La Commission européenne a adopté aujourd’hui un plan d’action visant à lutter contre le trafic
d’espèces sauvages au sein de l’U nion européenne et à renforcer le rôle de celle-ci dans la lutte
mondiale contre ces activités illégales. Le plan d’action est un projet ambitieux, qui mobilise tous les
instruments de l'Union en matière de diplomatie, de commerce et de coopération au développement
pour lutter contre ce qui est devenu l'une des formes les plus lucratives de criminalité organisée au
monde.
Une augmentation spectaculaire du trafic d’espèces sauvages a été observée ces dernières années. On
estime que 8 à 20 milliards d'euros passent chaque année entre les mains de groupes criminels
organisés, ce qui place ce trafic au même niveau que le trafic de drogue, d’êtres humains et d’armes.
Cette situation menace non seulement la survie de certaines espèces emblématiques, mais elle
alimente également la corruption, elle fait des victimes humaines et prive les communautés les plus
pauvres de recettes qui leur font cruellement défaut.
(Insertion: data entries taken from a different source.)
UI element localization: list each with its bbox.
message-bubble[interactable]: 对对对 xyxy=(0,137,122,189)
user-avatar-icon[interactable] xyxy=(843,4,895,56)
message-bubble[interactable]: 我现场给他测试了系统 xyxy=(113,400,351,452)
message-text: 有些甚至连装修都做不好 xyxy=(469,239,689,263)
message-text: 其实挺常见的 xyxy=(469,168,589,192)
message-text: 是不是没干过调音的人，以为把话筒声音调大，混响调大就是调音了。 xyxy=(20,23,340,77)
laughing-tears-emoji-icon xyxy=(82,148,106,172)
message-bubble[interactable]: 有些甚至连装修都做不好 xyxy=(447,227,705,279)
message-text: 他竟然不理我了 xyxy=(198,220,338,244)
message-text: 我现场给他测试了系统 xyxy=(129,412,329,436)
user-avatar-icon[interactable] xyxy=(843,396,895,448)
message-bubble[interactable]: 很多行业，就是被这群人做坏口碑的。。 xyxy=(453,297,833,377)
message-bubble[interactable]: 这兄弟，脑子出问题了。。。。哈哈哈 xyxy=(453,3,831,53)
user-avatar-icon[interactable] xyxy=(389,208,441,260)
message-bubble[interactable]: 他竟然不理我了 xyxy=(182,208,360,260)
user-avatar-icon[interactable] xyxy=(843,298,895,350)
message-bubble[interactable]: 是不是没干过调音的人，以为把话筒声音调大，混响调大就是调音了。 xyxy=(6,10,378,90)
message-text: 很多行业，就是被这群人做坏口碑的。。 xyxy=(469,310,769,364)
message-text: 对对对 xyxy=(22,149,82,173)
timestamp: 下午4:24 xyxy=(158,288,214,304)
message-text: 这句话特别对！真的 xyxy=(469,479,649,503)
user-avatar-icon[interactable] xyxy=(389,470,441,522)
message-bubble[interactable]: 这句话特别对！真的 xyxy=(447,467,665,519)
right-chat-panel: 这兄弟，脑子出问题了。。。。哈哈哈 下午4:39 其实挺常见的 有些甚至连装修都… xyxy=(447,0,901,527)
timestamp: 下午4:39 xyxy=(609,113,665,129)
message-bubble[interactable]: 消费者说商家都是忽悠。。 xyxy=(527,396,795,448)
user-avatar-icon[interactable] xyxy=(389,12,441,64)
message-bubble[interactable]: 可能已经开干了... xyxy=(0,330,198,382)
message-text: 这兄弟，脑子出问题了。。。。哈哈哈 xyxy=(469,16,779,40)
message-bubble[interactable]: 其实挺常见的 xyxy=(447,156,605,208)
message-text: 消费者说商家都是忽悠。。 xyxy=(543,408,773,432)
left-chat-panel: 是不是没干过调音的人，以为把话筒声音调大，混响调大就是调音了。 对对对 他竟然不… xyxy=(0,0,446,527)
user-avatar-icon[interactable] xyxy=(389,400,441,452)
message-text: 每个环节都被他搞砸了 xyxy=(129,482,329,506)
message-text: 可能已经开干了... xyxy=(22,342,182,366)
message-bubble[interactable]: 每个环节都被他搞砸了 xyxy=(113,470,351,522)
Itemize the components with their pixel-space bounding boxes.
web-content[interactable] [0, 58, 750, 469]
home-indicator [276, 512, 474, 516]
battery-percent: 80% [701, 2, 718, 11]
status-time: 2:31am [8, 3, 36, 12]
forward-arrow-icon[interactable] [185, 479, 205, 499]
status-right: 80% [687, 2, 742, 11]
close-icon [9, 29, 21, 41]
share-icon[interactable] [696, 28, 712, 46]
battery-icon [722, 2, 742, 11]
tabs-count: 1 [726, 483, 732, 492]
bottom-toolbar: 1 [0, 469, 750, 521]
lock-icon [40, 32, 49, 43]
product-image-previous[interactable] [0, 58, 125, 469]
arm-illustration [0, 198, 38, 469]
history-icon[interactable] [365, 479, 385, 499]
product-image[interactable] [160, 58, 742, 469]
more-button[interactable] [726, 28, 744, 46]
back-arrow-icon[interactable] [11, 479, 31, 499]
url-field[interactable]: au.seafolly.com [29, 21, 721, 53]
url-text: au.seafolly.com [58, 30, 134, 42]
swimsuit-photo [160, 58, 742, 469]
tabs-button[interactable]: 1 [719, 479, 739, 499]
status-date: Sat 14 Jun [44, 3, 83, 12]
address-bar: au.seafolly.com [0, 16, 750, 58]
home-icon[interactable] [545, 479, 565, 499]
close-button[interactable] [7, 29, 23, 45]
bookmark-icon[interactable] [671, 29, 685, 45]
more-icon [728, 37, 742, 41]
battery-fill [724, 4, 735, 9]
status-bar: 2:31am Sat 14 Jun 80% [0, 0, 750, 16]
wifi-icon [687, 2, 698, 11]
Par ailleurs, elle menace la sécurité en Afrique
centrale, où des milices et des groupes terroristes financent en partie leurs activités grâce au trafic
d’espèces sauvages.
Le plan d’action a été élaboré conjointement par une équipe de base, coprésidée par la haute
représentante de l'Union pour les affaires étrangères et la politique de sécurité/vice-présidente de la
Commission, Federica Mogherini, et le commissaire chargé de l’environnement, des affaires maritimes
et de la pêche, Karmenu Vella, en collaboration étroite avec le commissaire pour la coopération
internationale et le développement, Neven Mimica, et le commissaire chargé de la migration, des
affaires intérieures et de la citoyenneté, Dimitris Avramopoulos.
Federica Mogherini, vice-présidente de la Commission européenne et haute représentante de l'Union
pour les affaires étrangères et la politique de sécurité, a déclaré à cet égard: «Le trafic d'espèces
sauvages et le braconnage sont des vecteurs d'insécurité et d'instabilité dans plusieurs pays et régions.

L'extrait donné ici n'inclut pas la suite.